GA Extension: chromosomes are not strings, but syntactic trees (programs). Nodes = operators (+, –, sin, if). Leaves = variables and constants.

GP Operations: tree crossover = exchange of random subtrees between parents. Mutation = replacement of a random subtree by a randomly generated one.

Symbolic regression: GP finds the formula f(x) from data. Feynman symbolic regression (Cranmer et al., 2019): from synthetic data, GP "discovers" physical laws (Newtonian gravity, Ohm’s law, Schrödinger equation)—pure machine playing the role of Newton.

Evolution Strategies (ES) for Continuous Optimization

For continuous spaces: chromosome = real-valued vector x ∈ ℝⁿ. Mutation: x_new = x + ε, where ε ~ N(0, σ²I). σ — “step size”, adapts.

1/5 Rule: if more than 1/5 of mutations improve fitness → increase σ; less → decrease. Maintains efficient step size.

CMA-ES (Covariance Matrix Adaptation): adapts the full covariance matrix C: mₜ₊₁ = mₜ + α/λ·Σᵢ wᵢ(xᵢ − mₜ) (new mean). Cₜ₊₁ = (1−c_C)Cₜ + c_C·pₓpₓᵀ + c_μ/λ·Σᵢ wᵢ(xᵢ−mₜ)(xᵢ−mₜ)ᵀ. One of the best gradient-free optimization methods. BBOB (Black-Box Optimization Benchmark): CMA-ES dominates across many types of problems.

Multiobjective Evolution (MOEA)

Pareto front: x dominates y (x≻y) if x is not worse than y on all criteria and is better on at least one. The set of non-dominated solutions is the Pareto front.

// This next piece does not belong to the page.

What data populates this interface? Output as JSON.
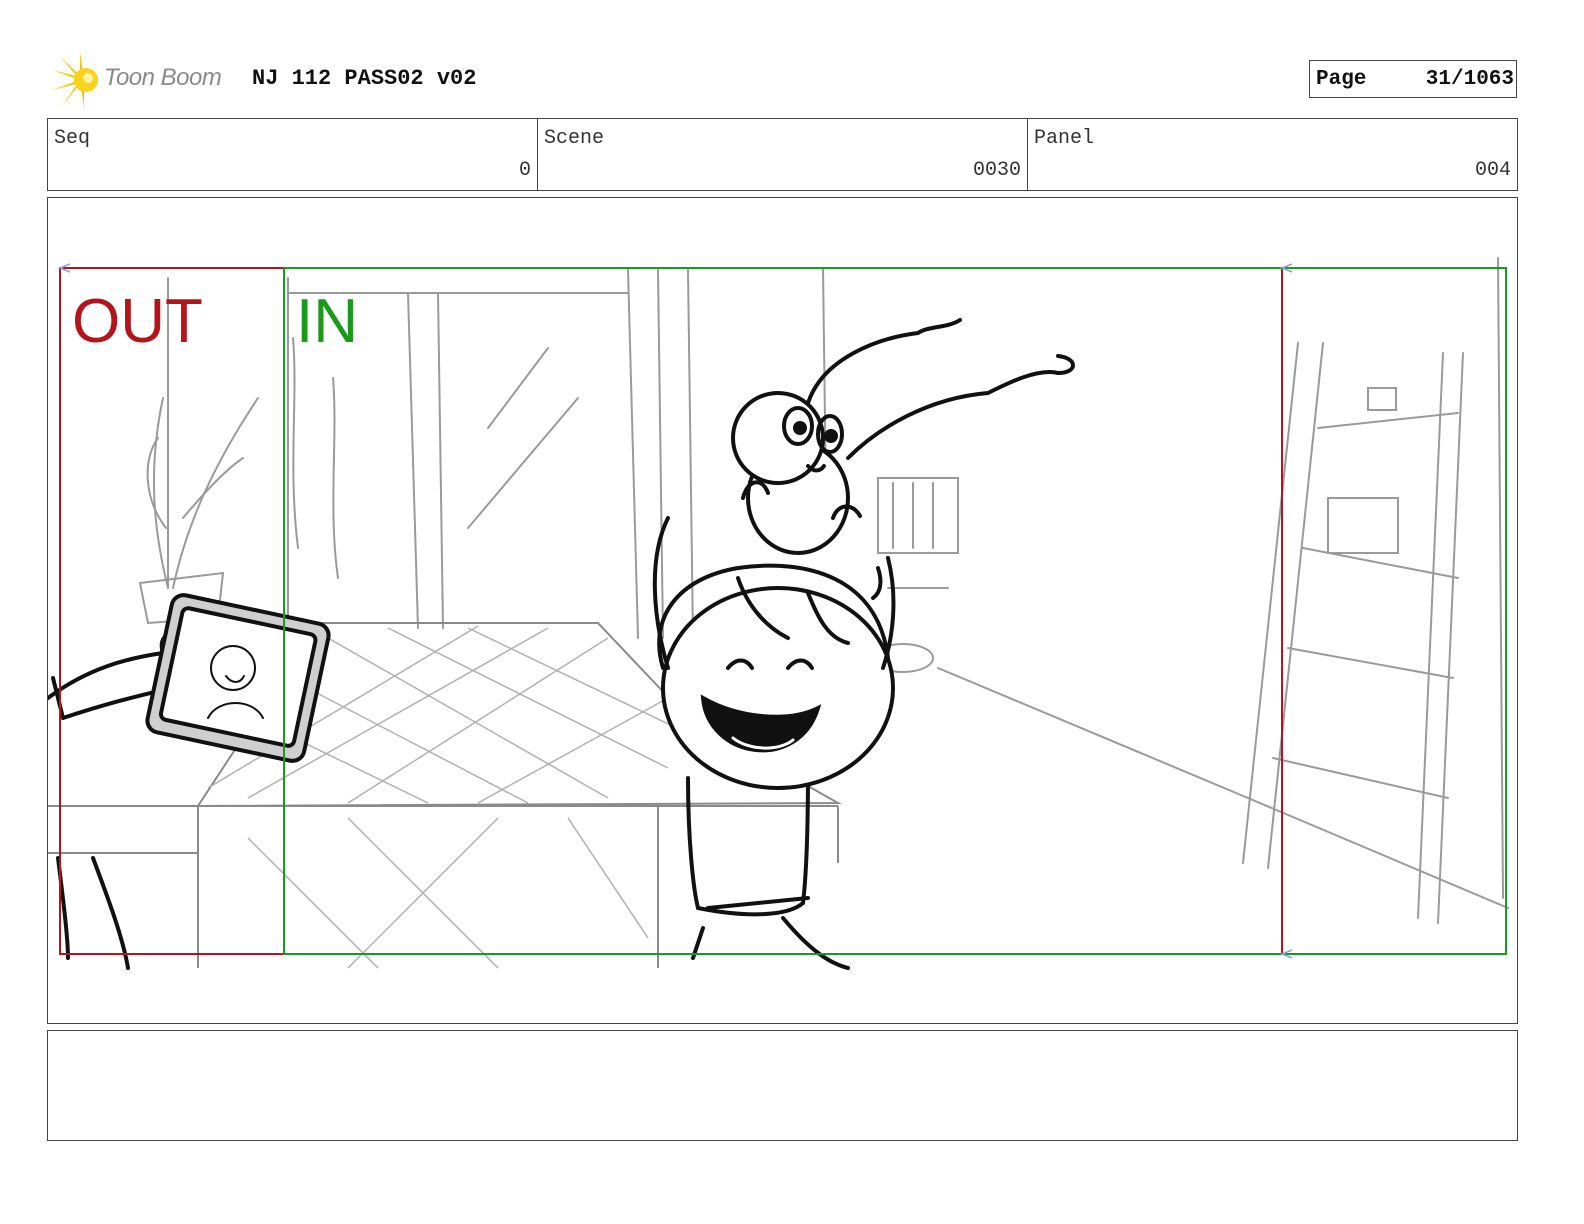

NSGA-II (Deb, 2002): (1) Non-dominated sorting: split the population into fronts F₁, F₂,... (F₁ — Pareto front). (2) Crowding distance: within a front, maintain diversity. (3) Selection: prefer earlier front, if same front—choose higher crowding distance.

Applications: design optimization (weight vs strength), trading strategies (profitability vs risk), tuning ML hyperparameters (accuracy vs inference time).

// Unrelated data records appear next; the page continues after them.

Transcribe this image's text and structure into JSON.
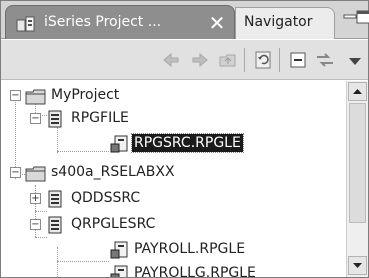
{
  "window": {
    "active_tab_label": "iSeries Project ...",
    "close_glyph": "✕",
    "inactive_tab_label": "Navigator"
  },
  "toolbar": {
    "buttons": [
      "back-arrow-icon",
      "forward-arrow-icon",
      "up-folder-icon",
      "refresh-icon",
      "collapse-all-icon",
      "link-with-editor-icon",
      "view-menu-icon"
    ]
  },
  "tree": {
    "items": [
      {
        "label": "MyProject",
        "expander": "−"
      },
      {
        "label": "RPGFILE",
        "expander": "−"
      },
      {
        "label": "RPGSRC.RPGLE"
      },
      {
        "label": "s400a_RSELABXX",
        "expander": "−"
      },
      {
        "label": "QDDSSRC",
        "expander": "+"
      },
      {
        "label": "QRPGLESRC",
        "expander": "−"
      },
      {
        "label": "PAYROLL.RPGLE"
      },
      {
        "label": "PAYROLLG.RPGLE"
      }
    ]
  },
  "colors": {
    "active_tab": "#8e8e8e",
    "selection": "#1a1a1a"
  }
}
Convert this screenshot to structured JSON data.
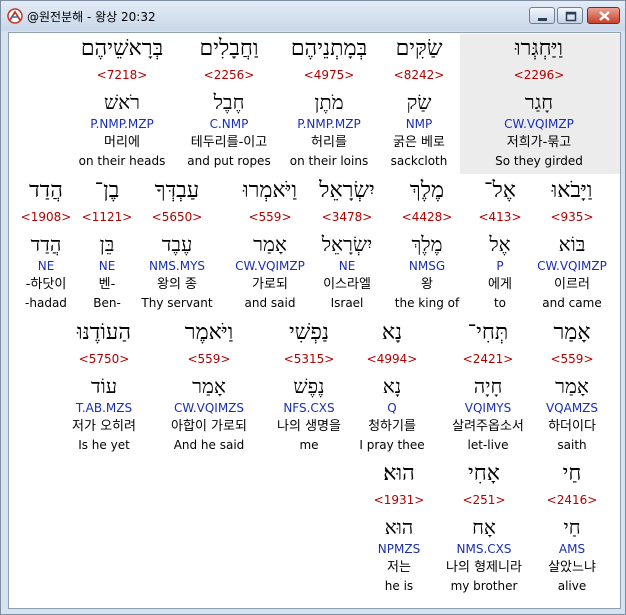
{
  "window": {
    "title": "@원전분해 - 왕상 20:32",
    "icon": "app-logo-icon",
    "controls": {
      "minimize": "minimize-icon",
      "maximize": "maximize-icon",
      "close": "close-icon"
    }
  },
  "rows": [
    {
      "words": [
        {
          "hebrew": "וַיַּחְגְּרוּ",
          "strongs": "<2296>",
          "lemma": "חָגַר",
          "morph": "CW.VQIMZP",
          "korean": "저희가-묶고",
          "english": "So they girded",
          "selected": true
        },
        {
          "hebrew": "שַׂקִּים",
          "strongs": "<8242>",
          "lemma": "שַׂק",
          "morph": "NMP",
          "korean": "굵은 베로",
          "english": "sackcloth"
        },
        {
          "hebrew": "בְּמָתְנֵיהֶם",
          "strongs": "<4975>",
          "lemma": "מֹתֶן",
          "morph": "P.NMP.MZP",
          "korean": "허리를",
          "english": "on their loins"
        },
        {
          "hebrew": "וַחֲבָלִים",
          "strongs": "<2256>",
          "lemma": "חֶבֶל",
          "morph": "C.NMP",
          "korean": "테두리를-이고",
          "english": "and put ropes"
        },
        {
          "hebrew": "בְּרָאשֵׁיהֶם",
          "strongs": "<7218>",
          "lemma": "רֹאשׁ",
          "morph": "P.NMP.MZP",
          "korean": "머리에",
          "english": "on their heads"
        }
      ]
    },
    {
      "words": [
        {
          "hebrew": "וַיָּבֹאוּ",
          "strongs": "<935>",
          "lemma": "בּוֹא",
          "morph": "CW.VQIMZP",
          "korean": "이르러",
          "english": "and came"
        },
        {
          "hebrew": "אֶל־",
          "strongs": "<413>",
          "lemma": "אֶל",
          "morph": "P",
          "korean": "에게",
          "english": "to"
        },
        {
          "hebrew": "מֶלֶךְ",
          "strongs": "<4428>",
          "lemma": "מֶלֶךְ",
          "morph": "NMSG",
          "korean": "왕",
          "english": "the king of"
        },
        {
          "hebrew": "יִשְׂרָאֵל",
          "strongs": "<3478>",
          "lemma": "יִשְׂרָאֵל",
          "morph": "NE",
          "korean": "이스라엘",
          "english": "Israel"
        },
        {
          "hebrew": "וַיֹּאמְרוּ",
          "strongs": "<559>",
          "lemma": "אָמַר",
          "morph": "CW.VQIMZP",
          "korean": "가로되",
          "english": "and said"
        },
        {
          "hebrew": "עַבְדְּךָ",
          "strongs": "<5650>",
          "lemma": "עֶבֶד",
          "morph": "NMS.MYS",
          "korean": "왕의 종",
          "english": "Thy servant"
        },
        {
          "hebrew": "בֶן־",
          "strongs": "<1121>",
          "lemma": "בֵּן",
          "morph": "NE",
          "korean": "벤-",
          "english": "Ben-"
        },
        {
          "hebrew": "הֲדַד",
          "strongs": "<1908>",
          "lemma": "הֲדַד",
          "morph": "NE",
          "korean": "-하닷이",
          "english": "-hadad"
        }
      ]
    },
    {
      "words": [
        {
          "hebrew": "אָמַר",
          "strongs": "<559>",
          "lemma": "אָמַר",
          "morph": "VQAMZS",
          "korean": "하더이다",
          "english": "saith"
        },
        {
          "hebrew": "תְּחִי־",
          "strongs": "<2421>",
          "lemma": "חָיָה",
          "morph": "VQIMYS",
          "korean": "살려주옵소서",
          "english": "let-live"
        },
        {
          "hebrew": "נָא",
          "strongs": "<4994>",
          "lemma": "נָא",
          "morph": "Q",
          "korean": "청하기를",
          "english": "I pray thee"
        },
        {
          "hebrew": "נַפְשִׁי",
          "strongs": "<5315>",
          "lemma": "נֶפֶשׁ",
          "morph": "NFS.CXS",
          "korean": "나의 생명을",
          "english": "me"
        },
        {
          "hebrew": "וַיֹּאמֶר",
          "strongs": "<559>",
          "lemma": "אָמַר",
          "morph": "CW.VQIMZS",
          "korean": "아합이 가로되",
          "english": "And he said"
        },
        {
          "hebrew": "הַעוֹדֶנּוּ",
          "strongs": "<5750>",
          "lemma": "עוֹד",
          "morph": "T.AB.MZS",
          "korean": "저가 오히려",
          "english": "Is he yet"
        }
      ]
    },
    {
      "words": [
        {
          "hebrew": "חַי",
          "strongs": "<2416>",
          "lemma": "חַי",
          "morph": "AMS",
          "korean": "살았느냐",
          "english": "alive"
        },
        {
          "hebrew": "אָחִי",
          "strongs": "<251>",
          "lemma": "אָח",
          "morph": "NMS.CXS",
          "korean": "나의 형제니라",
          "english": "my brother"
        },
        {
          "hebrew": "הוּא׃",
          "strongs": "<1931>",
          "lemma": "הוּא",
          "morph": "NPMZS",
          "korean": "저는",
          "english": "he is"
        }
      ]
    }
  ]
}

OpenAI ES and Neuroevolution

OpenAI ES (Salimans et al., 2017): instead of backpropagation—evolution strategy for training neural networks. Perturb parameters θ → θ + σεᵢ, i=1,...,n. Evaluate reward F(θ + σεᵢ). Update: θ' = θ + α/(nσ) Σᵢ F(θ+σεᵢ)εᵢ. Parallelizes to thousands of CPUs, robust to sparse rewards.

NAS by evolution (Google AutoML, 2017): controller evolves neural network architectures via mutations (add/remove layer, change operation). After 450 GPU days: found EfficientNet-like architectures surpassing human designs.

Numerical Example: GA for the Traveling Salesman Problem

10 cities, TSP (find the shortest route through all). Population P=50, p_c=0.85, p_m=0.02. Start: random routes, average length ≈ 450 (normalized units). After 200 generations: best route ≈ 310 (31% decrease). Optimal (brute force): 295. GA found a solution close to the optimum in seconds.

Assignment: Implement GA for optimization: function f(x,y) = sin(x)·cos(y) − 0.5·sin(x+y) on [−π, π]². Encoding: 16-bit string for x, 16-bit for y (Gray code). P=100, p_c=0.8, p_m=0.01, 500 generations. Build: (1) convergence curve (best and average fitness vs generation); (2) “heat map” of visitation frequencies of points (x,y) in the population. Compare with CMA-ES on the same problem—which is faster and more accurate?